Der Landesverkehrsminister Winfried Hermann (Grüne) nannte die Neubaustrecke Wendlingen–Ulm ein „gutes und großes Projekt für unser Land“. Deswegen beteilige sich Baden-Württemberg mit einem Betrag von 950 Millionen Euro. „Das tut uns finanzpolitisch zwar weh, verkehrspolitisch bin ich aber froh drum.“ Mit weiteren 100 Millionen bezuschusst die Landeskasse die Elektrifizierung der Südbahn zwischen Ulm und Friedrichshafen, mit der im kommenden Jahr begonnen werden soll. Beide Projekte zusammen brächten Oberschwaben und der Region um Ulm „ganz große Vorteile“, sagte Hermann.

Ulm investiert kräftig in den Stadtumbau

Damit sich die Vorteile entfalteten, investiere die Stadt Ulm weitere 500 Millionen Euro, erklärte der Oberbürgermeister Gunter Czisch (CDU). Dafür baue man eine Tiefgarage, eine Passage und eine zweite Straßenbahnlinie. Der Rathaus-Chef verglich den Tunneldurchbruch mit dem Jahr 1850, als Ulm erstmals eine Eisenbahn-Anbindung erhalten hatte.

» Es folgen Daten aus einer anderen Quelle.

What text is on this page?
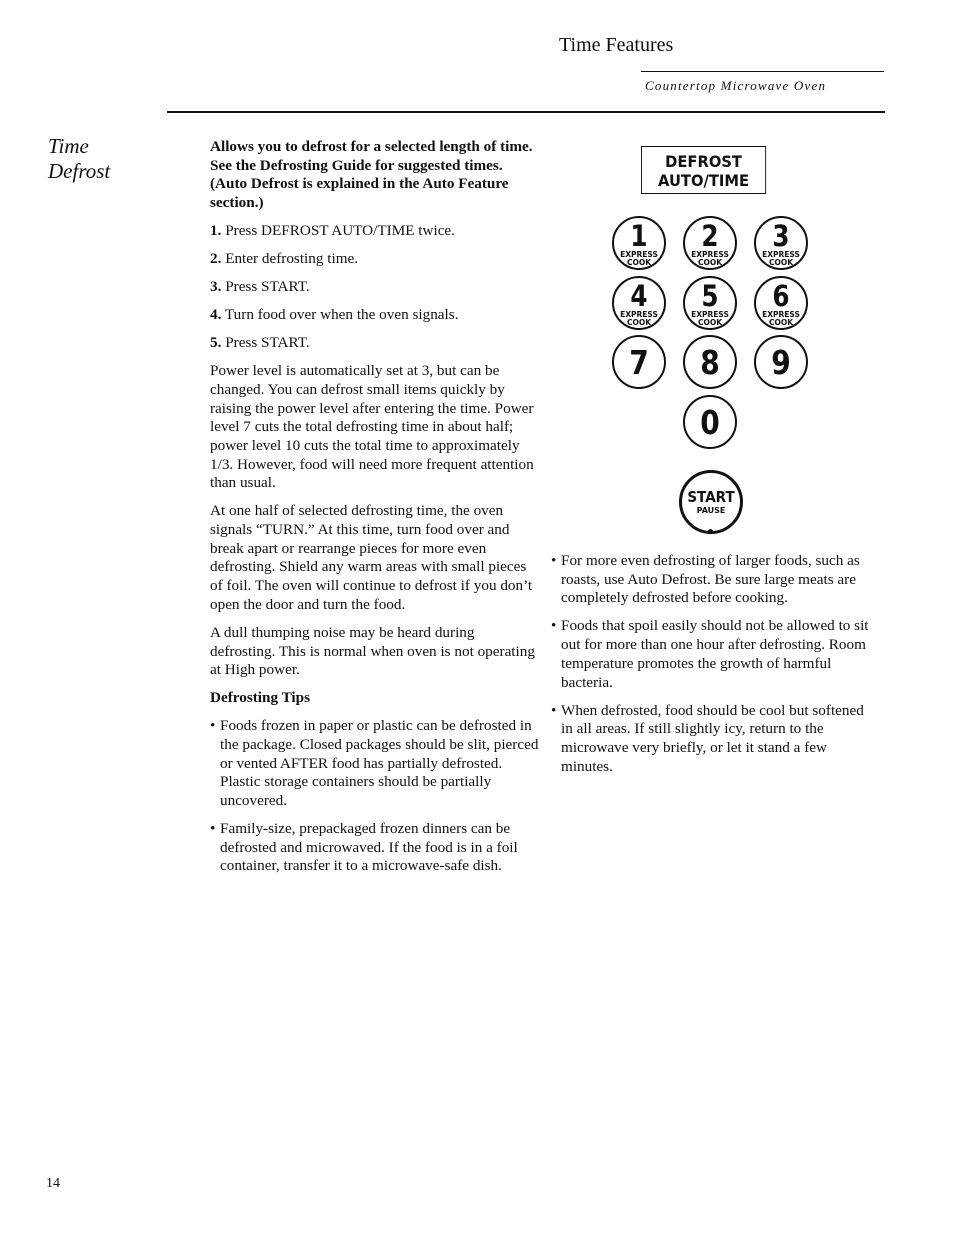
Time Features
Countertop Microwave Oven
Time
Defrost

Allows you to defrost for a selected length of time. See the Defrosting Guide for suggested times. (Auto Defrost is explained in the Auto Feature section.)

1. Press DEFROST AUTO/TIME twice.
2. Enter defrosting time.
3. Press START.
4. Turn food over when the oven signals.
5. Press START.

Power level is automatically set at 3, but can be changed. You can defrost small items quickly by raising the power level after entering the time. Power level 7 cuts the total defrosting time in about half; power level 10 cuts the total time to approximately 1/3. However, food will need more frequent attention than usual.

At one half of selected defrosting time, the oven signals “TURN.” At this time, turn food over and break apart or rearrange pieces for more even defrosting. Shield any warm areas with small pieces of foil. The oven will continue to defrost if you don’t open the door and turn the food.

A dull thumping noise may be heard during defrosting. This is normal when oven is not operating at High power.

Defrosting Tips

• Foods frozen in paper or plastic can be defrosted in the package. Closed packages should be slit, pierced or vented AFTER food has partially defrosted. Plastic storage containers should be partially uncovered.
• Family-size, prepackaged frozen dinners can be defrosted and microwaved. If the food is in a foil container, transfer it to a microwave-safe dish.
DEFROST
AUTO/TIME
1
EXPRESS
COOK
2
EXPRESS
COOK
3
EXPRESS
COOK
4
EXPRESS
COOK
5
EXPRESS
COOK
6
EXPRESS
COOK
7	8	9
0
START
PAUSE
• For more even defrosting of larger foods, such as roasts, use Auto Defrost. Be sure large meats are completely defrosted before cooking.
• Foods that spoil easily should not be allowed to sit out for more than one hour after defrosting. Room temperature promotes the growth of harmful bacteria.
• When defrosted, food should be cool but softened in all areas. If still slightly icy, return to the microwave very briefly, or let it stand a few minutes.
14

Die rund 60 Kilometer lange Neubaustrecke, die bei Wendlingen an das Projekt Stuttgart 21 anknüpft, verläuft gut zur Hälfte in Tunneln, bereits gut die Hälfte davon ist gebohrt. Problematisch, was den Inbetriebnahmetermin anbelangt, ist der Albvorlandtunnel bei Kirchheim/Teck. Die eigentlichen Arbeiten an dem mit 8176 Metern zweitlängsten Tunnel der gesamten Strecke sind im Verzug. Auf den Baustellenflächen fühlen sich streng geschützte Eidechsenarten wohl, die umgesiedelt werden müssen. Nicht nur wegen der Eingriffe in den Lebensraum der Tiere steht das Vorhaben in der Kritik. Gegner monieren, dass der Scheitelpunkt der neuen Strecke höher liege als jener der bestehenden via Filstal und Geislinger Steige. Der gut 3,2 Milliarden Euro teure Neubau bringe dem Güterverkehr also keine Vorteile.

Der Bund denkt an die Fortführung der Strecke nach Bayern

Dieser Einwand hält den Bund nicht davon ab, das Vorhaben mit rund zwei Milliarden Euro zu fördern, wie Norbert Barthle (CDU), Bundestagsabgeordneter aus dem Wahlkreis Backnang/Schwäbisch Gmünd und Parlamentarischer Staatssekretär im Bundesverkehrsministerium, unterstrich. Damit der Hochgeschwindigkeitsverkehr nicht an der Donau ende, sei die Fortführung der Strecke in Richtung Augsburg im aktuellen Entwurf des Bundesverkehrswegeplans in den vordringlichen Bedarf aufgenommen worden. Teile der Strecke sollen für Geschwindigkeiten von bis zu 250 Kilometer pro Stunde ausgebaut werden.